Interpretive Summary: Parental selection and crossing to combine traits from desirable parents are initial, essential steps in the breeding pipeline. Most often these crossing decisions are made based on pedigrees, parental genotypes, or specific, desirable traits. Traditional population development can take half a decade or longer before agronomically important traits, such as yield, can be evaluated. A poor cross combination will therefore use up resources for multiple years prior to evaluation. Furthermore, a breeder can only perform a small subset of all cross combinations possible. A method for predicting the success of a cross is required. We developed selection models based on genetic markers for soybean seed yield and evaluated their prediction accuracy for yield. The study resulted in the identification of the best prediction models under different scenarios. The predictive models can be utilized by soybean as well as other crop breeding programs at the earliest step of the breeding cycle and will improve rates of genetic gain and reduce the number of breeding cycles.
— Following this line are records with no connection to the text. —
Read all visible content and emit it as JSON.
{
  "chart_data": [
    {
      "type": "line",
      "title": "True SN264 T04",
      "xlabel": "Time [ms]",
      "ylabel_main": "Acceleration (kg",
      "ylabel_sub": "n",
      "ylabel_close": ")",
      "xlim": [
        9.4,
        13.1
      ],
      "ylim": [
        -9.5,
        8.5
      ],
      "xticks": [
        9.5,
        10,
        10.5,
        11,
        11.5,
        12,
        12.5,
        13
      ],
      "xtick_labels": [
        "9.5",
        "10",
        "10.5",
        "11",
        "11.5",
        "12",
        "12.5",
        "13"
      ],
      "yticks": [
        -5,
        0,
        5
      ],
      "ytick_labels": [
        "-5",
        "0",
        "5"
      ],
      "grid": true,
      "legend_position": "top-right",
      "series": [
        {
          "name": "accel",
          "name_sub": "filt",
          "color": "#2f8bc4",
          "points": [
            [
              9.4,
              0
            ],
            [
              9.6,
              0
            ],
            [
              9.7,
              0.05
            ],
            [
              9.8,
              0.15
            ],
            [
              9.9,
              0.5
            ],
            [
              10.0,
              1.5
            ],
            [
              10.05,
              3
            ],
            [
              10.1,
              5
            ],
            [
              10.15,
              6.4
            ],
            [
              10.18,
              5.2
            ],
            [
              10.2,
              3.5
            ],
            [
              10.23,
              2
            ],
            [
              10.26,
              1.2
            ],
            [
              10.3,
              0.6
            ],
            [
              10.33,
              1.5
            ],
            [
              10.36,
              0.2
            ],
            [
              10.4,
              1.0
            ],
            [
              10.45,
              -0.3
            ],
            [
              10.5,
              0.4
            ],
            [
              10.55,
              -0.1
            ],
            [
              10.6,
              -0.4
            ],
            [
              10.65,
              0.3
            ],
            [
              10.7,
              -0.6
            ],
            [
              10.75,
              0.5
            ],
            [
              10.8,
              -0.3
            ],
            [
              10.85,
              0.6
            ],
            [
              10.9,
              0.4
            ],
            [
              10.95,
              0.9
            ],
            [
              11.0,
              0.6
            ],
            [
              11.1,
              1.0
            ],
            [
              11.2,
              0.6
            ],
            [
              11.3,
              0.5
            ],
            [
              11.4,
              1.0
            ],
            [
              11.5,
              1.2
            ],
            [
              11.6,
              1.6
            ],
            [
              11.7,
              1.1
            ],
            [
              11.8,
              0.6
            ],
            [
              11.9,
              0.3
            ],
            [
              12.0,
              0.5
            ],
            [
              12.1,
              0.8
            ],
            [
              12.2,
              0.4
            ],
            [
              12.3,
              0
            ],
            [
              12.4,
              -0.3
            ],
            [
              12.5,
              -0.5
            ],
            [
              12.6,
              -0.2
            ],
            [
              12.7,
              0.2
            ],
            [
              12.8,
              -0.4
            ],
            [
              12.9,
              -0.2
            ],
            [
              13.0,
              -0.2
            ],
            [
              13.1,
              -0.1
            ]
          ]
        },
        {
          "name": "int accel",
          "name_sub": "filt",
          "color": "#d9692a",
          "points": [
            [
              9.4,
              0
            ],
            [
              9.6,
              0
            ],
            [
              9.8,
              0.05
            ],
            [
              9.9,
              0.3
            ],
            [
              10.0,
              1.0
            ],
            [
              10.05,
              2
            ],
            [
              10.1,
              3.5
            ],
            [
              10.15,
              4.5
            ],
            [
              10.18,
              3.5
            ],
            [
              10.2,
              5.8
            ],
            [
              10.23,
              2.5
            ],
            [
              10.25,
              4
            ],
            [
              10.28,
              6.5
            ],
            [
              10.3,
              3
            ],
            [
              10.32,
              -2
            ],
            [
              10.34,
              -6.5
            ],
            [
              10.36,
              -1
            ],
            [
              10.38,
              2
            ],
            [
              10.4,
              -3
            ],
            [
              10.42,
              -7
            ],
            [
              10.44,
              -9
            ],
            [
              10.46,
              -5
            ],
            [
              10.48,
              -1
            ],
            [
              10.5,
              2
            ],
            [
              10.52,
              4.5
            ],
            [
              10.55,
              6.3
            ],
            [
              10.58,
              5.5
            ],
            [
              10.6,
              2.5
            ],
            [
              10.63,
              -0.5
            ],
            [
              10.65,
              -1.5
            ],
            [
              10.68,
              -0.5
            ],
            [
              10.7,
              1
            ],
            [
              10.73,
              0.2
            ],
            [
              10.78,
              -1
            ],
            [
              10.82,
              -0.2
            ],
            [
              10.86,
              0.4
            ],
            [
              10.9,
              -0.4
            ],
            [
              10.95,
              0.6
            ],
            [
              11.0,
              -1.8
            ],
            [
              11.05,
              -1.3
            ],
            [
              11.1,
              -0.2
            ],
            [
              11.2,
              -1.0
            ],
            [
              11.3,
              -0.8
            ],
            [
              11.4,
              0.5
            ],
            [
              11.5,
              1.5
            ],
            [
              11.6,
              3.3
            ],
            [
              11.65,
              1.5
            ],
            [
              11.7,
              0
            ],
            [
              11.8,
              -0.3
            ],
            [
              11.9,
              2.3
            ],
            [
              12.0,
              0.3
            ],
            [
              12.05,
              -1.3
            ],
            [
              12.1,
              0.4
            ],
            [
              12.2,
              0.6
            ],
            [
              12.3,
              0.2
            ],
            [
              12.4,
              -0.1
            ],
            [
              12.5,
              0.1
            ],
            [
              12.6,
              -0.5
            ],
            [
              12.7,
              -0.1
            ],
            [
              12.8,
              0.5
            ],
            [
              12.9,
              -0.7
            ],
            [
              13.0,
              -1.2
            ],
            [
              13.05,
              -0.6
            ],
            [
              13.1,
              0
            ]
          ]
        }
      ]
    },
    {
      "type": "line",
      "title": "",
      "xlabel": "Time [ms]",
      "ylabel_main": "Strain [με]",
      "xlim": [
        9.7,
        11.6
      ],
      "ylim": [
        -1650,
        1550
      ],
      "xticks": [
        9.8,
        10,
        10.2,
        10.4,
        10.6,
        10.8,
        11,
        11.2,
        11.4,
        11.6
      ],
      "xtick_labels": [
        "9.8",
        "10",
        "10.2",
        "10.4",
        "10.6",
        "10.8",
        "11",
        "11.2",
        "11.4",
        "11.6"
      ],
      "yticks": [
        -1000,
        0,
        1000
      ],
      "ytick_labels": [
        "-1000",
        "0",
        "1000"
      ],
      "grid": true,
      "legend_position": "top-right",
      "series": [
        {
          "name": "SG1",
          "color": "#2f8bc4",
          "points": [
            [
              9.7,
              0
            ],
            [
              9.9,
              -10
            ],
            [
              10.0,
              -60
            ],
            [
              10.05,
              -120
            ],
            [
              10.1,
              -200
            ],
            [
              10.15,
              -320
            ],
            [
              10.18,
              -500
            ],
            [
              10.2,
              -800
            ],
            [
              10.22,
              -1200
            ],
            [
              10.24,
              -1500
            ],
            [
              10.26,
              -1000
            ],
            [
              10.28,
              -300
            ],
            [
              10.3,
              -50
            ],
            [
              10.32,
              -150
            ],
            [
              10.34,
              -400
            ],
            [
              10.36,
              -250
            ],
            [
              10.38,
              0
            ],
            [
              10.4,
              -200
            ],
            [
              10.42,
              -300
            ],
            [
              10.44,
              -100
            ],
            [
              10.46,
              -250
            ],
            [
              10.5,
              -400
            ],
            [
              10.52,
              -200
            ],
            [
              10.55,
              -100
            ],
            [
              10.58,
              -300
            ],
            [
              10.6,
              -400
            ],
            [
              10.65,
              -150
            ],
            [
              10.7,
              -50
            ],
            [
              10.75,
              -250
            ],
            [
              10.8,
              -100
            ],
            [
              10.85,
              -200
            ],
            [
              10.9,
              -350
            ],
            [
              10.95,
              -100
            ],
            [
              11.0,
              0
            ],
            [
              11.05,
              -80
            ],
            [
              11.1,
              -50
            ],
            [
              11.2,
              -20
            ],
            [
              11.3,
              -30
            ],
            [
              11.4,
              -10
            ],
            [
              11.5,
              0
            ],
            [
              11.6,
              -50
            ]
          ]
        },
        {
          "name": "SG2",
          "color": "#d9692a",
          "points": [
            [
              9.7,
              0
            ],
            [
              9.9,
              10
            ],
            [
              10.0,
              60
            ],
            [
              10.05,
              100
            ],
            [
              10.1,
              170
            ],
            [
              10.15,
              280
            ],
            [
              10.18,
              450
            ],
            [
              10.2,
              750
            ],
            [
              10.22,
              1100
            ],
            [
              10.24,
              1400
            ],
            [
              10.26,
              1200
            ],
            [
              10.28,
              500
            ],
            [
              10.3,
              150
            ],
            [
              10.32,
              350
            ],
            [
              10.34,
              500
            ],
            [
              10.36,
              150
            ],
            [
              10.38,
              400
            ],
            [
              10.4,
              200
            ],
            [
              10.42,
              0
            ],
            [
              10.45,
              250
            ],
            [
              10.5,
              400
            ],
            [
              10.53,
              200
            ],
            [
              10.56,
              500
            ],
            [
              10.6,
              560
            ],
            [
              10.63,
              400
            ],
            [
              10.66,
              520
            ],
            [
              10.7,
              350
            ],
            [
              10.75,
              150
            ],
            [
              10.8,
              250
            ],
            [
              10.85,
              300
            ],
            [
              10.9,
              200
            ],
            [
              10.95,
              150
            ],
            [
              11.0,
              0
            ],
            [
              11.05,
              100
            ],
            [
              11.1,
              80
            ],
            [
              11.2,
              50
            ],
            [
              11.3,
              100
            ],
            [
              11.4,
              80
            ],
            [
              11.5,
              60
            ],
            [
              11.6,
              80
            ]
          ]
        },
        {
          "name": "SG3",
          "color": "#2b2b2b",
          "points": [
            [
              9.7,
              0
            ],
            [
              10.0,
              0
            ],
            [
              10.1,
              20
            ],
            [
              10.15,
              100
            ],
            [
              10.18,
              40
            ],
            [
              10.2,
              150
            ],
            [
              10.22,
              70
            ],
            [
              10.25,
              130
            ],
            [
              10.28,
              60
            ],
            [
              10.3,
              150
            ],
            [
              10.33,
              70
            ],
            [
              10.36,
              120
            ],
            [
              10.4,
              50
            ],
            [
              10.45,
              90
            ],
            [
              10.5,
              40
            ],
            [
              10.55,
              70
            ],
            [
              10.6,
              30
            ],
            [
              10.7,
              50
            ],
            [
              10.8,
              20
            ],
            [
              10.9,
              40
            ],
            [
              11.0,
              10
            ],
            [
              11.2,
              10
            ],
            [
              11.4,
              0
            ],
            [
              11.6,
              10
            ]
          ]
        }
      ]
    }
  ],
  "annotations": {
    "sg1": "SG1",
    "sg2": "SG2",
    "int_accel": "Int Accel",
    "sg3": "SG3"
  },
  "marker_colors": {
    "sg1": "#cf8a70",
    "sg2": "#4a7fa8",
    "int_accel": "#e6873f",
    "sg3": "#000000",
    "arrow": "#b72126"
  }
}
Technical Abstract: Improving yield is a primary soybean breeding goal, as yield is the main determinant of soybean’s profitability. Within the breeding process, selection of cross combinations is one of most important elements. Cross prediction will assist soybean breeders in identifying the best cross combinations among parental genotypes prior to crossing, increasing genetic gain and breeding efficiency. In this study optimal cross selection methods were created and applied in soybean and validated using historical data from the University of Georgia, Athens, Georgia, soybean breeding program, under multiple training set compositions and marker densities utilizing multiple genomic selection models for marker evaluation. Plant materials consisted of 702 advanced breeding lines evaluated in multiple environments and genotyped using SoySNP6k BeadChips. An additional marker set, the SoySNP3k marker set, was tested in this study as well. Optimal cross selection methods were used to predict the yield of 42 previously made crosses and compared to the performance of the cross’s offspring in replicated field trials. The best prediction accuracy was obtained when using Extended Genomic BLUP with the SoySNP6k marker set, consisting of 3,762 polymorphic markers, with an accuracy of 0.56 with a training set maximally related to the crosses predicted and 0.4 in a training set with minimized relatedness to predicted crosses. Prediction accuracy was most significantly impacted by training set relatedness to the predicted crosses, marker density, and the genomic model used to predict marker effects. The usefulness criterion selected had an impact on prediction accuracy within training sets with low relatedness to the crosses predicted. Optimal cross prediction provides a useful method that assists plant breeders in selecting crosses in soybean breeding.